Elle a formulé deux demandes à ce titre :

  • 150.000 € à titre de dommages et intérêts pour procédure abusive
  • 150.000 € à titre de dommages et intérêts en réparation du préjudice matériel et moral résultant des agissements de M. R.G.

Elle fait valoir à l'appui de cette demande que :

  • ses agissements ont conduit la Société à réagir d'abord par l'envoi du courrier le 7 mars 2002 au CNRS, puis par l'assignation en référé du 4 avril 2002 (qui a aboutit à l'ordonnance interdisant sous astreinte la diffusion de propos agressifs ou désobligeants à l'égard du logiciel VIGUARD)
  • à la date du courrier, M.R.G. persistait dans ses agissements fautifs,
  • ses propos persistent encore aujourd'hui et sont largement accessibles par le moteur de recherche Google et M.R.G. ne justifie d'aucune démarche pour le retrait de ces propos.


Le tribunal a rejeté ces deux types de demandes sans avoir besoin de motiver celles formées pour procédure abusive.
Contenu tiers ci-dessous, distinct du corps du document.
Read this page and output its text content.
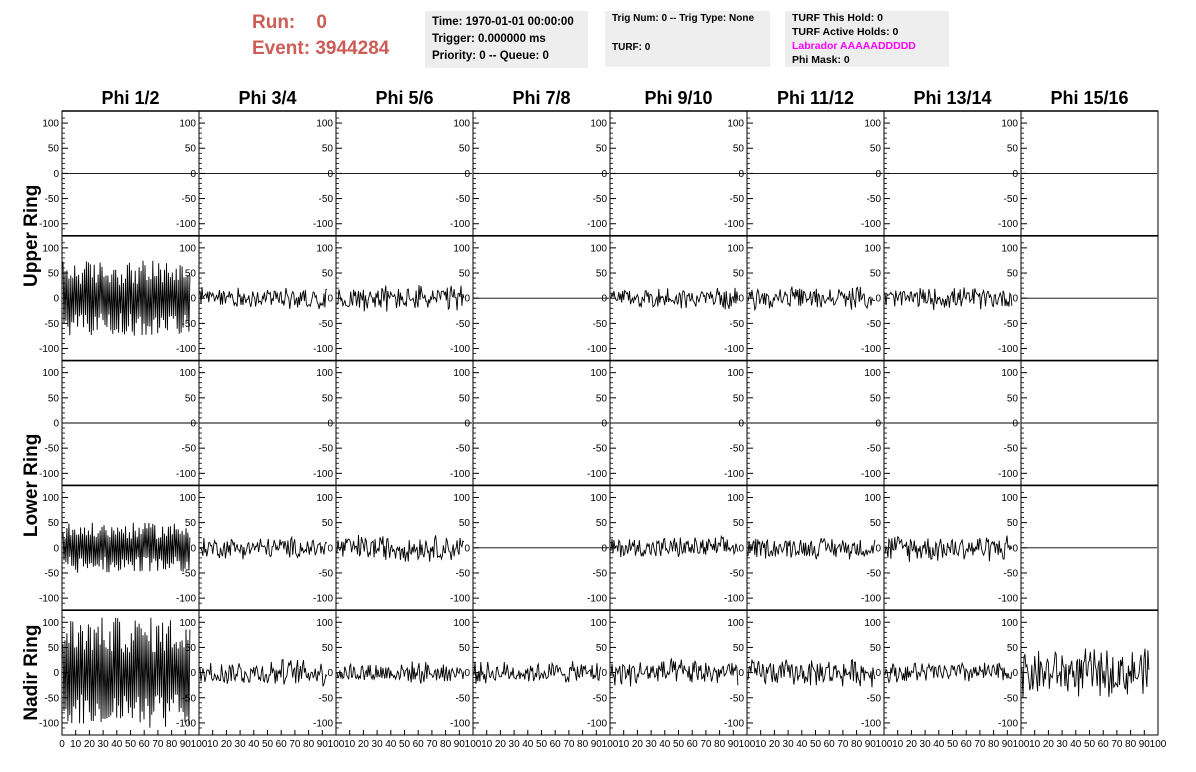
Run: 0
Event: 3944284
Time: 1970-01-01 00:00:00
Trigger: 0.000000 ms
Priority: 0 -- Queue: 0
Trig Num: 0 -- Trig Type: None
TURF: 0
TURF This Hold: 0
TURF Active Holds: 0
Labrador AAAAADDDDD
Phi Mask: 0
Phi 1/2	Phi 3/4	Phi 5/6	Phi 7/8	Phi 9/10	Phi 11/12	Phi 13/14	Phi 15/16
Upper Ring
Lower Ring
Nadir Ring
-100
-50
0
50
100
-100
-50
0
50
100
-100
-50
0
50
100
-100
-50
0
50
100
-100
-50
0
50
100
-100
-50
0
50
100
-100
-50
0
50
100
-100
-50
0
50
100
-100
-50
0
50
100
-100
-50
0
50
100
-100
-50
0
50
100
-100
-50
0
50
100
-100
-50
0
50
100
-100
-50
0
50
100
-100
-50
0
50
100
-100
-50
0
50
100
-100
-50
0
50
100
-100
-50
0
50
100
-100
-50
0
50
100
-100
-50
0
50
100
-100
-50
0
50
100
-100
-50
0
50
100
-100
-50
0
50
100
-100
-50
0
50
100
-100
-50
0
50
100
-100
-50
0
50
100
-100
-50
0
50
100
-100
-50
0
50
100
-100
-50
0
50
100
-100
-50
0
50
100
-100
-50
0
50
100
-100
-50
0
50
100
-100
-50
0
50
100
-100
-50
0
50
100
-100
-50
0
50
100
-100
-50
0
50
100
-100
-50
0
50
100
-100
-50
0
50
100
-100
-50
0
50
100
-100
-50
0
50
100
0 10 20 30 40 50 60 70 80 90 100 10 20 30 40 50 60 70 80 90 100 10 20 30 40 50 60 70 80 90 100 10 20 30 40 50 60 70 80 90 100 10 20 30 40 50 60 70 80 90 100 10 20 30 40 50 60 70 80 90 100 10 20 30 40 50 60 70 80 90 100 10 20 30 40 50 60 70 80 90 100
En effet, la procédure engagée par M.R.G ayant abouti, la Société TEGAM est mal fondée à se plaindre d'avoir été poursuivie judiciairement ...
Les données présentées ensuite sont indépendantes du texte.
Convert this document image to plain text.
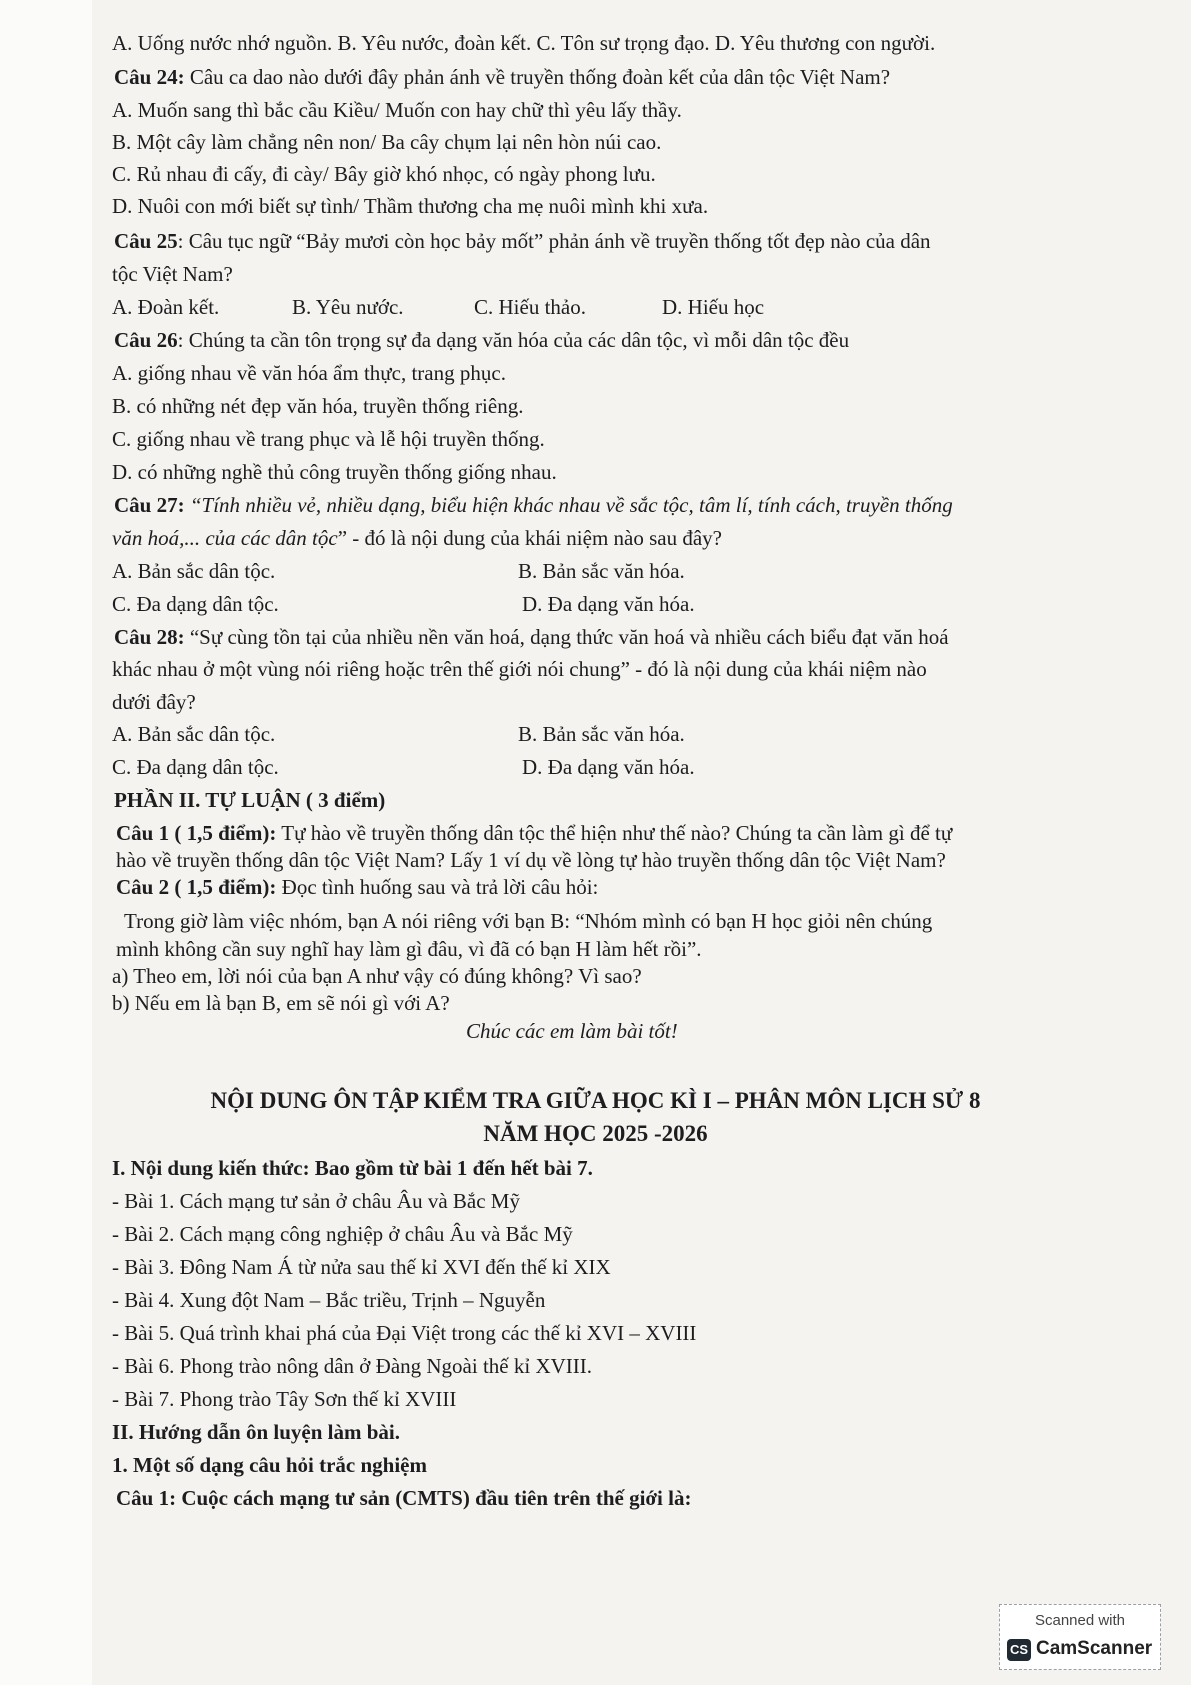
A. Uống nước nhớ nguồn. B. Yêu nước, đoàn kết. C. Tôn sư trọng đạo. D. Yêu thương con người.
Câu 24: Câu ca dao nào dưới đây phản ánh về truyền thống đoàn kết của dân tộc Việt Nam?
A. Muốn sang thì bắc cầu Kiều/ Muốn con hay chữ thì yêu lấy thầy.
B. Một cây làm chẳng nên non/ Ba cây chụm lại nên hòn núi cao.
C. Rủ nhau đi cấy, đi cày/ Bây giờ khó nhọc, có ngày phong lưu.
D. Nuôi con mới biết sự tình/ Thầm thương cha mẹ nuôi mình khi xưa.
Câu 25: Câu tục ngữ “Bảy mươi còn học bảy mốt” phản ánh về truyền thống tốt đẹp nào của dân
tộc Việt Nam?
A. Đoàn kết.	B. Yêu nước.	C. Hiếu thảo.	D. Hiếu học
Câu 26: Chúng ta cần tôn trọng sự đa dạng văn hóa của các dân tộc, vì mỗi dân tộc đều
A. giống nhau về văn hóa ẩm thực, trang phục.
B. có những nét đẹp văn hóa, truyền thống riêng.
C. giống nhau về trang phục và lễ hội truyền thống.
D. có những nghề thủ công truyền thống giống nhau.
Câu 27: “Tính nhiều vẻ, nhiều dạng, biểu hiện khác nhau về sắc tộc, tâm lí, tính cách, truyền thống
văn hoá,... của các dân tộc” - đó là nội dung của khái niệm nào sau đây?
A. Bản sắc dân tộc.	B. Bản sắc văn hóa.
C. Đa dạng dân tộc.	D. Đa dạng văn hóa.
Câu 28: “Sự cùng tồn tại của nhiều nền văn hoá, dạng thức văn hoá và nhiều cách biểu đạt văn hoá
khác nhau ở một vùng nói riêng hoặc trên thế giới nói chung” - đó là nội dung của khái niệm nào
dưới đây?
A. Bản sắc dân tộc.	B. Bản sắc văn hóa.
C. Đa dạng dân tộc.	D. Đa dạng văn hóa.
PHẦN II. TỰ LUẬN ( 3 điểm)
Câu 1 ( 1,5 điểm): Tự hào về truyền thống dân tộc thể hiện như thế nào? Chúng ta cần làm gì để tự
hào về truyền thống dân tộc Việt Nam? Lấy 1 ví dụ về lòng tự hào truyền thống dân tộc Việt Nam?
Câu 2 ( 1,5 điểm): Đọc tình huống sau và trả lời câu hỏi:
Trong giờ làm việc nhóm, bạn A nói riêng với bạn B: “Nhóm mình có bạn H học giỏi nên chúng
mình không cần suy nghĩ hay làm gì đâu, vì đã có bạn H làm hết rồi”.
a) Theo em, lời nói của bạn A như vậy có đúng không? Vì sao?
b) Nếu em là bạn B, em sẽ nói gì với A?
Chúc các em làm bài tốt!
NỘI DUNG ÔN TẬP KIỂM TRA GIỮA HỌC KÌ I – PHÂN MÔN LỊCH SỬ 8
NĂM HỌC 2025 -2026
I. Nội dung kiến thức: Bao gồm từ bài 1 đến hết bài 7.
- Bài 1. Cách mạng tư sản ở châu Âu và Bắc Mỹ
- Bài 2. Cách mạng công nghiệp ở châu Âu và Bắc Mỹ
- Bài 3. Đông Nam Á từ nửa sau thế kỉ XVI đến thế kỉ XIX
- Bài 4. Xung đột Nam – Bắc triều, Trịnh – Nguyễn
- Bài 5. Quá trình khai phá của Đại Việt trong các thế kỉ XVI – XVIII
- Bài 6. Phong trào nông dân ở Đàng Ngoài thế kỉ XVIII.
- Bài 7. Phong trào Tây Sơn thế kỉ XVIII
II. Hướng dẫn ôn luyện làm bài.
1. Một số dạng câu hỏi trắc nghiệm
Câu 1: Cuộc cách mạng tư sản (CMTS) đầu tiên trên thế giới là:
Scanned with
CS CamScanner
S'agissant du second chef de demandes, celles formées en réparation du préjudice matériel et moral subi par la SARL de par les agissements de M.R.G. je vous propose de m'en proposer la motivation.

J'attire votre attention que la lecture attentive de mon billet précédent et de celui d'Eolas intitulé « Blogueurs et responsabilité » vous donnera tous les clefs pour répondre (et je remercie les juristes émérites qui fréquentent ces pages ne pas dévoiler trop tôt la réponse ;)
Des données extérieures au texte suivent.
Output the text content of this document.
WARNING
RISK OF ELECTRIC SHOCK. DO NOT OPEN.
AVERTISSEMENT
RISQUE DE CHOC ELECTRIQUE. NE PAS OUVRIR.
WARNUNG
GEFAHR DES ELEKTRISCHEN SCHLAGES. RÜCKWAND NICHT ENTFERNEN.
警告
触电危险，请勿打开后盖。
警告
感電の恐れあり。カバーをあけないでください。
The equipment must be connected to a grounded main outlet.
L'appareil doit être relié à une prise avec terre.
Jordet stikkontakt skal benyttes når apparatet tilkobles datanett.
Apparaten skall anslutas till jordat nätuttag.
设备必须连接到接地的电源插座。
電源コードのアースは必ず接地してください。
Avant de vous laisser potasser votre sujet, je voudrais attirer votre attention sur le montant des sommes sollicitées par la Société TEGAM. Comme je vous l'ai indiqué hier, le fondement de la responsabilité civile n'est pas de punir mais de réparer, de sorte que c'est la gravité du préjudice que l'on examine pour fixer les dommages et intérêts et non la gravité de la faute.

Cette nuance semble avoir complètement échappé à la Société TEGAM, et cette remarque vaut également à propos des demandes sur intérêts civils formés dans le cadre des poursuites contre Guillermito.

A cet égard, ceux qui étaient présents lors de l'audience du 4 janvier 2005, se souviendront des mots du procureur concernant la demande de réparation d'une telle envergure (900.000 € à l'époque)  indiquant que de tels excès ne pouvaient qu'être balayés d'un revers de la main...

Mon expérience m'indique, quant à moi, que l'on ne gagne jamais à se complaire dans la démesure à propos du montant des sommes dont on réclame l'allocation et que rien n'exaspère plus un tribunal que de voir chiffrer des dommages et intérêts non pas destinés à réparer quoique ce soit mais à impressionner son adversaire. Ce qui revient non pas à réclamer justice (qui a pour but d'être "juste") mais à instrumentaliser la justice.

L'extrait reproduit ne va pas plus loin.